In urban communities, you have members of the community who believe in supporting the arts and work as volunteers or fund art centres, theatre, and other cultural opportunities. Volunteers tend to burn out quickly, especially with small town politics to contend with, but they do their best. Their best isn’t always the city best because people with a high level of competency and skill have better opportunities in the city.

It’s a coup to get an Equity actor to guest star in summer stock theatre. Supporting, full time, extremely talented artists is logistically impossible. There’s not enough money to attract them, the projects aren’t as interesting, and there are fewer opportunities to work with leading members of the field. If you’re an actor choosing between being the sole Equity presence in a community theatre Shakespeare production and appearing at a major London festival, there’s an obvious preference, understandably.
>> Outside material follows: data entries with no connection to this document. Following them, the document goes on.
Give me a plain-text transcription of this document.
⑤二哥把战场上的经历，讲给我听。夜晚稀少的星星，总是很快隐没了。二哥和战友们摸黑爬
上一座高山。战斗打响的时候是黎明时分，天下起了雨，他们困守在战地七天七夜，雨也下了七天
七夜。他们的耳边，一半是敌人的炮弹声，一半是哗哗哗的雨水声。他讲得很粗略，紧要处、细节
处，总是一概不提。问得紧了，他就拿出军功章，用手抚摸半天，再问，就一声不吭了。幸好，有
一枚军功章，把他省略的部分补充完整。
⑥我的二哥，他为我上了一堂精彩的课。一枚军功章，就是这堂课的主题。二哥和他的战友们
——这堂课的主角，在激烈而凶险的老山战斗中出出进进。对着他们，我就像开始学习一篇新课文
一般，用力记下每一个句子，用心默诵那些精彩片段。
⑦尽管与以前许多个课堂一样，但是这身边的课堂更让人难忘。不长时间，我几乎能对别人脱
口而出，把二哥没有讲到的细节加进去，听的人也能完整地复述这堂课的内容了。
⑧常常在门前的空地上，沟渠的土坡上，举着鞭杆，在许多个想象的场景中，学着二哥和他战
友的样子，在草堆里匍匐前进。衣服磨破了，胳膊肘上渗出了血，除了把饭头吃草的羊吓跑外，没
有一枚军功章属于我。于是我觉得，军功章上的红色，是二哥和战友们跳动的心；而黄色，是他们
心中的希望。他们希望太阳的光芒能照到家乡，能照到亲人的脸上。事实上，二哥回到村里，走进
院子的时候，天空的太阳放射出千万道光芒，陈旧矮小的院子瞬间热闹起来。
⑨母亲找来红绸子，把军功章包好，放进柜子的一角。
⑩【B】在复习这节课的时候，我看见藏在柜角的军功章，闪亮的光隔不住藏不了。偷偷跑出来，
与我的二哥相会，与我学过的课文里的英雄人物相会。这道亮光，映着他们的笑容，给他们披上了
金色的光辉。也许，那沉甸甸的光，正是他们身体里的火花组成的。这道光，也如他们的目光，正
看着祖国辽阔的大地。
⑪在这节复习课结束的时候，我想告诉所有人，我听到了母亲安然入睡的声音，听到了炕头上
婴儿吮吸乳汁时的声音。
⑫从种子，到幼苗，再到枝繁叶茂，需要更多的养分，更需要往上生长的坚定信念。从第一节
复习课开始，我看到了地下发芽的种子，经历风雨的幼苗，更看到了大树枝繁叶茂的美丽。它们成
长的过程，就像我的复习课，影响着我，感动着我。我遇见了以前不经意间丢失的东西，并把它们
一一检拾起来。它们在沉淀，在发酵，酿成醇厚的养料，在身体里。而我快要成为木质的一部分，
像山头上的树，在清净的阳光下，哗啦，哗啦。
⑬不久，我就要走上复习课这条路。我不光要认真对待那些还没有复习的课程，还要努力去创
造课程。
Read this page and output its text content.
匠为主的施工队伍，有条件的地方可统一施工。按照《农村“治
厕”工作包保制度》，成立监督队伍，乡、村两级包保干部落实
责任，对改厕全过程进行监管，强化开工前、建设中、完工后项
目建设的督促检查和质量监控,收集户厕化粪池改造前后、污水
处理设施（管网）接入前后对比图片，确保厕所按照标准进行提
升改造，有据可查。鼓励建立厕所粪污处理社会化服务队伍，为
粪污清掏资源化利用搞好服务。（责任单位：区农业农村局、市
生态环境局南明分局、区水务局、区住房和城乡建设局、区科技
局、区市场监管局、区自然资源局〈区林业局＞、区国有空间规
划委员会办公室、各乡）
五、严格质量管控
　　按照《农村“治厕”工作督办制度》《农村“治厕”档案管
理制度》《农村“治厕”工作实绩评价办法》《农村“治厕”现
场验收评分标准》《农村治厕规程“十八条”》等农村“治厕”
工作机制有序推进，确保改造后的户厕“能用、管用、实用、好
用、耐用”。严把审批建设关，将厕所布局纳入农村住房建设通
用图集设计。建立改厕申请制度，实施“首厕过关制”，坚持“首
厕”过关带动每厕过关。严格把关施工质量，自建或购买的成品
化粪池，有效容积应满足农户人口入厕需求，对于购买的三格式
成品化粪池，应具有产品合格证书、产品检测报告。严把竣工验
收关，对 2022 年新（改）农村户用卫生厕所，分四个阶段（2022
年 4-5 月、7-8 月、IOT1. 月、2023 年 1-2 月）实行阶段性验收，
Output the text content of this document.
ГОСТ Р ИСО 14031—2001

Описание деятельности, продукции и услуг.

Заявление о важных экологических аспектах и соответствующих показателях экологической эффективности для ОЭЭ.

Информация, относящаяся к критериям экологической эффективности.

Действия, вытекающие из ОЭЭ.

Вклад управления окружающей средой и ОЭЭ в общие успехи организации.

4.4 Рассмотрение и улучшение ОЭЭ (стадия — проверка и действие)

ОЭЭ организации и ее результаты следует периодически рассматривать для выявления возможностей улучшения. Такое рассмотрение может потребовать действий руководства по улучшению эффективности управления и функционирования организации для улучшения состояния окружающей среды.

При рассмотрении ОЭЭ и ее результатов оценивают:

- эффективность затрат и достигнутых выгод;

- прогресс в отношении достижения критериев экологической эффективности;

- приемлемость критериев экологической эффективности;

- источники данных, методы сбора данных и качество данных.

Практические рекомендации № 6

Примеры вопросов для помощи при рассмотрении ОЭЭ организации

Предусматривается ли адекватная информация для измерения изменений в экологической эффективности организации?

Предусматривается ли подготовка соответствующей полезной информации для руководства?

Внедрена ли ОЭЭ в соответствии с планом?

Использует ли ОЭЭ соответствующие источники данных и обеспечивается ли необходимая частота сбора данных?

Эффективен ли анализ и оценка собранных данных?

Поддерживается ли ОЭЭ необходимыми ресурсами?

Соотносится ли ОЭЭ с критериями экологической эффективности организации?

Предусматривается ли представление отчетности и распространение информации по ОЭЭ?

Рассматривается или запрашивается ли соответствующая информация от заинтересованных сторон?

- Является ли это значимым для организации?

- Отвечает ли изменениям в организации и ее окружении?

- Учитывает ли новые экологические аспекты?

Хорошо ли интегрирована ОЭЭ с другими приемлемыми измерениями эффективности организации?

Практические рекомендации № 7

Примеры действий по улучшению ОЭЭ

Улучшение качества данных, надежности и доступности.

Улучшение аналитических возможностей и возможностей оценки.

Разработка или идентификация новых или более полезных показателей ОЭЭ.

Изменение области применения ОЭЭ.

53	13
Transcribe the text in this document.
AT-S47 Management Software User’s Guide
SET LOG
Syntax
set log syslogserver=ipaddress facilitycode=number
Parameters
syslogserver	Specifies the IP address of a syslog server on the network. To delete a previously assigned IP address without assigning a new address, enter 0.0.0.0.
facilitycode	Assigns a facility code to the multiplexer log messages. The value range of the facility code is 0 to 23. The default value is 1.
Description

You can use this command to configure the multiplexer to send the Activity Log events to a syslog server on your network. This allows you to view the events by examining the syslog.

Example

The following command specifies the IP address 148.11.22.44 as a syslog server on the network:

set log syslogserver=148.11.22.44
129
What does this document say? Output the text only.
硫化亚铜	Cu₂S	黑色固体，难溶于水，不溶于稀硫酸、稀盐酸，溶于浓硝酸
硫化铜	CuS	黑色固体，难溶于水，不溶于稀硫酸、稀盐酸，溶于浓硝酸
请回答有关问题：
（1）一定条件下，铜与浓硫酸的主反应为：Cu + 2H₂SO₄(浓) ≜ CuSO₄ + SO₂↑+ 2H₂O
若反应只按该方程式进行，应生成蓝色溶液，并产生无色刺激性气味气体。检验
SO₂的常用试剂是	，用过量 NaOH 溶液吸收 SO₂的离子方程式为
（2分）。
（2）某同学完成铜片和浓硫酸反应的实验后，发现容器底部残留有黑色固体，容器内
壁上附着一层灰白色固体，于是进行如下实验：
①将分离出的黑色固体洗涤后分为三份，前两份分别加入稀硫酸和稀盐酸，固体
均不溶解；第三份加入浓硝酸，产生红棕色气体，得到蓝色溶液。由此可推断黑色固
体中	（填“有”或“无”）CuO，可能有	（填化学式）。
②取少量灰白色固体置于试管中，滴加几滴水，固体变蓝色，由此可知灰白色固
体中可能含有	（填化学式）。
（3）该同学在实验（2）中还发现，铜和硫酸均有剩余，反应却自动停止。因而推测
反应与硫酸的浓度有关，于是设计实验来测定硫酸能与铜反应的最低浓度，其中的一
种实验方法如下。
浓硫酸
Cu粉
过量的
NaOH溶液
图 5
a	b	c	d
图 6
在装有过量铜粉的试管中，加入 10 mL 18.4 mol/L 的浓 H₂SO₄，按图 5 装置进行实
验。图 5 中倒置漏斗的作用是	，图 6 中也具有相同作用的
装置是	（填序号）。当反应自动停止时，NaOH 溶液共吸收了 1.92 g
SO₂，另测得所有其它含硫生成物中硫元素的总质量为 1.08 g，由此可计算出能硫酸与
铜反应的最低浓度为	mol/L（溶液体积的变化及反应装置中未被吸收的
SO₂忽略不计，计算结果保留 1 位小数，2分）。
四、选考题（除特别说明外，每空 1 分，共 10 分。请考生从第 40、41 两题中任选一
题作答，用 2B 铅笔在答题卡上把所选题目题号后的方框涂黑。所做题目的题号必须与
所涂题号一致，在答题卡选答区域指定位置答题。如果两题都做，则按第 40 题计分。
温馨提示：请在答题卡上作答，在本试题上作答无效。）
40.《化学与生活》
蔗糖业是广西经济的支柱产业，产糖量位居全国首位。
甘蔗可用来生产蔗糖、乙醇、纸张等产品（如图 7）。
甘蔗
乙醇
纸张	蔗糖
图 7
Outside sources of funding are a potential option. Corporations active in rural communities sometimes sponsor events and initiatives. People may apply for grants to fund some arts activities. Sometimes government agencies have some money to throw around and they dribble it out to local arts events. It’s not usually enough to support serious arts and culture endeavors, however. Take, for example, a traveling Picasso show. There’s no way a rural gallery will have the security and climate control necessary to protect the art. It would cost millions of dollars, which simply isn’t available, so rural communities don’t apply for traveling shows and productions of that nature, because they can’t support them.

Mobile art like the InnerState tour, where talented groups come with theatre, dance, and other productions, is pretty much the only way for people living in rural areas to access high-caliber arts. Which is why providing funding for such organisations is so critical, because rural people are thirsty for arts and culture. Not rubes who can’t appreciate or understand it; that rapt, intent audience watching modern dance pieces was proof of that. Audiences at events like that are self-selecting, of course, but show that there is an interest, there are people who want to consume art and culture, who will support it if they can.

Rural areas are not bereft of culture because of an inherent dislike or inability to appreciate art on the part of residents. They lack cultural opportunities because they don’t have the populations to support art. Art is expensive. Culture is costly. There’s a reason that major galleries and production companies in urban areas are constantly throwing high value fundraisers: because they need to do it in order to stay operational. What’s brought in at one of those black tie events is probably the sum total a gallery in a rural area could expect to bring in over the entire course of its operation. Obviously, when you count a budget in thousands, not millions, you cannot acquire great works of art, cannot attract great artists. Indeed, one might argue that it would be almost criminal to lock up beautiful works of art in lightly populated areas where very few people would get to see them in person.

The issue with rural areas and art is one of scale. Access to arts through traveling exhibitions, educational programming on television, and so forth is the only logistical way for rural people to access art and culture. That doesn’t mean that rural areas are voids, though. Organisations that treat rural residents like uncivilised people upon whom art and culture would be wasted are missing the point; the issue isn’t that rural areas can’t handle culture, but that they don’t have very many opportunities to experience it. Denying people chances to engage with arts and culture certainly isn’t going to increase their understanding of and appreciation for it.

And pretending that no art originates in rural areas is also a grave disservice. Rural people make art, play music, produce works of culture. Rural areas have their own cultural values and traditions which are often ignored and dismissed, even as they are appropriated and idealised for profit in urban spaces.